The series of successive cyberattacks on LastPass continues, and while the investigation is ongoing, the company has shared its latest findings in a post on its support site.
It appears that cybercriminals were able to infiltrate the personal computer of an engineer-developer with access to a cloud storage environment shared by a select few from LastPass. This environment contained valuable information, including encryption keys for customer safes. The hackers, exploiting a vulnerability in the multimedia platform Plex, implanted keylogger-type malware in the engineer’s computer, allowing them to recover the technician’s password at the time of entry.

LastPass has since updated its security policy, including regular changes to sensitive credentials and authentication tokens, along with stricter alerts.
The extent of the damage goes beyond the initial assurance that customers’ passwords “remained securely encrypted.” The hackers gained access to personal information, metadata, user names, company names, billing addresses, emails, IP addresses, and telephone numbers of customers. They also accessed secure customer vaults containing encrypted data, including website usernames and passwords, URLs, security notes, forms data, and saved content.
Although LastPass reassures that encrypted fields remain secure with 256-bit AES encryption and can only be decrypted with a unique encryption key derived from each user’s master password, the hack has exposed a significant amount of sensitive data. The company suggests there is no immediate risk for users, but it acknowledges that it would take considerable effort to guess master passwords.
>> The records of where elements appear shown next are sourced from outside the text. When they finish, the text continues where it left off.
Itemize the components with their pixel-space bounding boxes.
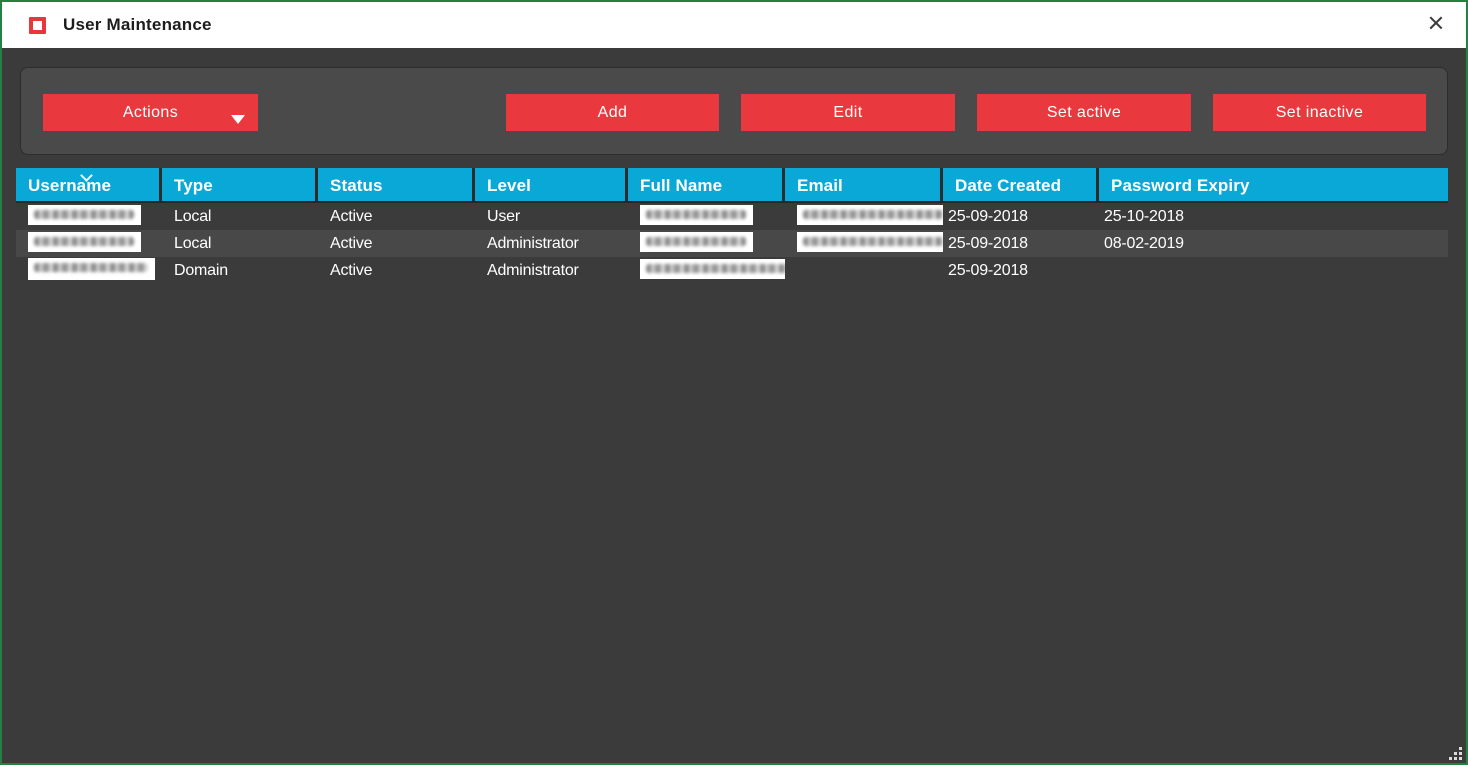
column-header-level[interactable]: Level: [475, 168, 628, 201]
column-header-username[interactable]: Username: [16, 168, 162, 201]
column-header-label: Date Created: [955, 176, 1061, 195]
column-header-label: Username: [28, 176, 111, 195]
cell-password-expiry: [1099, 257, 1448, 284]
column-header-type[interactable]: Type: [162, 168, 318, 201]
set-active-button[interactable]: Set active: [977, 94, 1191, 131]
cell-type: Local: [162, 230, 318, 257]
window-content: Actions Add Edit Set active Set inactive…: [2, 48, 1466, 763]
column-header-email[interactable]: Email: [785, 168, 943, 201]
cell-full-name: [628, 230, 785, 257]
cell-full-name: [628, 257, 785, 284]
cell-type: Domain: [162, 257, 318, 284]
table-row[interactable]: Local Active User 25-09-2018 25-10-2018: [16, 203, 1448, 230]
edit-button[interactable]: Edit: [741, 94, 955, 131]
redacted-email: [797, 205, 943, 225]
cell-email: [785, 230, 943, 257]
redacted-username: [28, 205, 141, 225]
column-header-status[interactable]: Status: [318, 168, 475, 201]
cell-type: Local: [162, 203, 318, 230]
column-header-label: Full Name: [640, 176, 722, 195]
cell-date-created: 25-09-2018: [943, 203, 1099, 230]
cell-username: [16, 203, 162, 230]
column-header-label: Level: [487, 176, 531, 195]
cell-full-name: [628, 203, 785, 230]
redacted-username: [28, 258, 155, 280]
cell-password-expiry: 08-02-2019: [1099, 230, 1448, 257]
cell-username: [16, 230, 162, 257]
table-row[interactable]: Domain Active Administrator 25-09-2018: [16, 257, 1448, 284]
column-header-label: Password Expiry: [1111, 176, 1250, 195]
chevron-down-icon: [231, 115, 245, 124]
close-button[interactable]: ×: [1418, 6, 1454, 42]
table-row[interactable]: Local Active Administrator 25-09-2018 08…: [16, 230, 1448, 257]
cell-username: [16, 257, 162, 284]
redacted-username: [28, 232, 141, 252]
cell-level: User: [475, 203, 628, 230]
cell-password-expiry: 25-10-2018: [1099, 203, 1448, 230]
column-header-label: Type: [174, 176, 213, 195]
cell-status: Active: [318, 230, 475, 257]
add-button[interactable]: Add: [506, 94, 719, 131]
window-title: User Maintenance: [63, 15, 212, 35]
redacted-full-name: [640, 232, 753, 252]
set-inactive-button[interactable]: Set inactive: [1213, 94, 1426, 131]
cell-level: Administrator: [475, 257, 628, 284]
column-header-label: Status: [330, 176, 383, 195]
titlebar: User Maintenance ×: [2, 2, 1466, 48]
table-header-row: Username Type Status Level Full Name Ema…: [16, 168, 1448, 203]
redacted-full-name: [640, 205, 753, 225]
cell-email: [785, 203, 943, 230]
resize-grip[interactable]: [1449, 747, 1462, 760]
app-icon: [29, 17, 46, 34]
cell-date-created: 25-09-2018: [943, 257, 1099, 284]
cell-date-created: 25-09-2018: [943, 230, 1099, 257]
cell-status: Active: [318, 203, 475, 230]
redacted-full-name: [640, 259, 785, 279]
column-header-label: Email: [797, 176, 843, 195]
toolbar: Actions Add Edit Set active Set inactive: [20, 67, 1448, 155]
cell-level: Administrator: [475, 230, 628, 257]
user-table: Username Type Status Level Full Name Ema…: [16, 168, 1448, 284]
user-maintenance-window: User Maintenance × Actions Add Edit Set …: [0, 0, 1468, 765]
redacted-email: [797, 232, 943, 252]
column-header-date-created[interactable]: Date Created: [943, 168, 1099, 201]
column-header-full-name[interactable]: Full Name: [628, 168, 785, 201]
actions-dropdown-button[interactable]: Actions: [43, 94, 258, 131]
column-header-password-expiry[interactable]: Password Expiry: [1099, 168, 1448, 201]
cell-status: Active: [318, 257, 475, 284]
actions-button-label: Actions: [123, 104, 178, 121]
cell-email: [785, 257, 943, 284]
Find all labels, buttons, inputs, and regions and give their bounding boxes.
The CEO of GoTo, the parent company of LastPass, disclosed that the hack extended beyond LastPass to five other services. The hackers obtained an encryption key for part of the backups stored with a cloud provider, accessing user names, encrypted passwords, product licenses, and multi-factor identification details. Affected customers have had their passwords reset, and accounts have been moved to a more secure platform.
To address the aftermath of the data leak, LastPass is decommissioning compromised developments, strengthening security measures, and recommending users change their master passwords and enable multi-factor authentication to avoid risks like credential stuffing.
While LastPass initially downplayed the severity of the situation, subsequent revelations have demonstrated a broader impact, seriously tarnishing the company’s image. The incidents highlight the vulnerability of password managers, prompting LastPass to take substantial steps to rebuild its security infrastructure and restore user confidence.